Plutôt que d’activer en permanence un réseau entier comme le fait ChatGPT, SpikingBrain 1.0 adopte une approche événementielle : les neurones artificiels restent silencieux et ne s’activent que lorsqu’ils reçoivent un signal pertinent. 

Moins d’énergie, moins de calculs superflus, et des temps de réponse qui s’envolent. De quoi rappeler que notre cerveau tourne avec seulement 20 watts, soit moins qu’une ampoule de chevet.

Et si le cerveau avait raison depuis le début ? 

Vous avez déjà pesté en attendant qu’un PDF de 500 pages se charge ? Imaginez le même scénario… mais 100 fois plus rapide. 

Dans ses tests, SpikingBrain a géré un prompt de 4 millions de tokens 100× plus vite qu’un Transformer classique. 

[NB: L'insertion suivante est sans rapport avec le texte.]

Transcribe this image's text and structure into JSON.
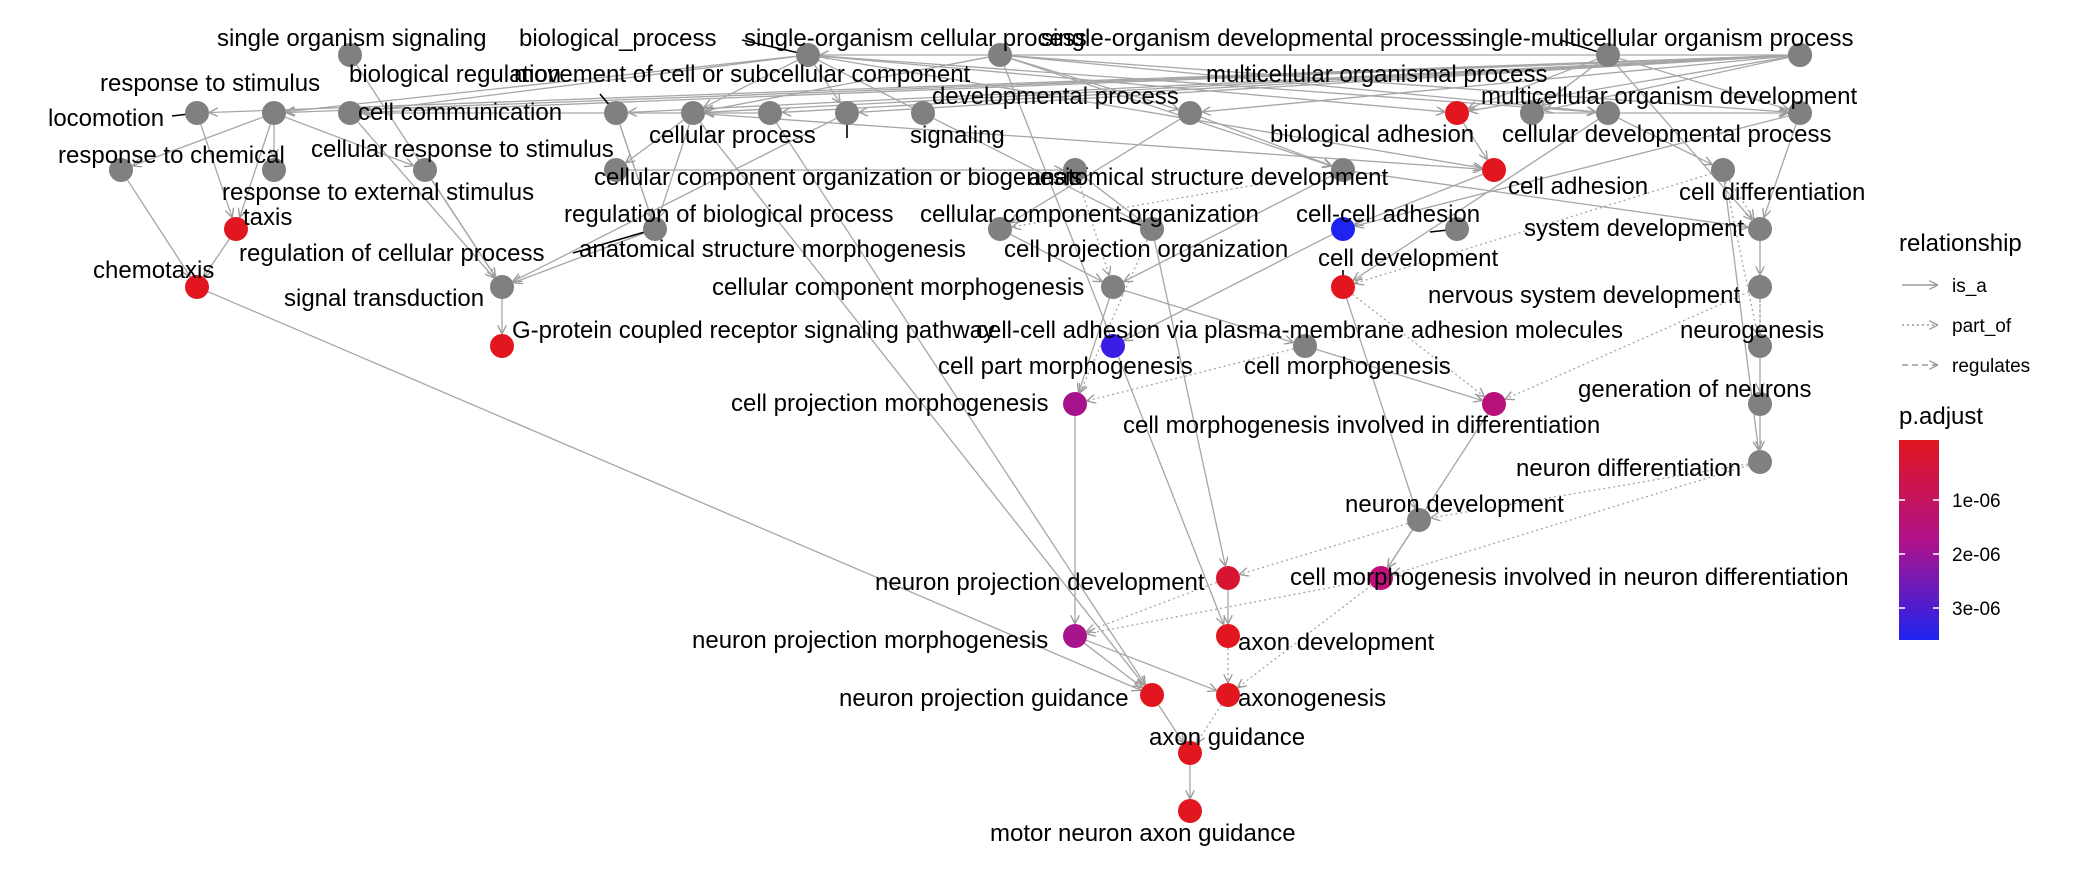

Sur un contexte d’1 million de tokens, il a généré le premier mot 26,5 fois plus vite. Et tout ça en maintenant près de 70 % de neurones inactifs, une économie d’énergie par conception. 

Encore plus bluffant : l’entraînement s’est fait sur 150 milliards de tokens seulement, soit à peine 2 % des volumes requis par les LLM géants actuels ! 

spikingbrain schema

Fin de la dépendance à Nvidia ?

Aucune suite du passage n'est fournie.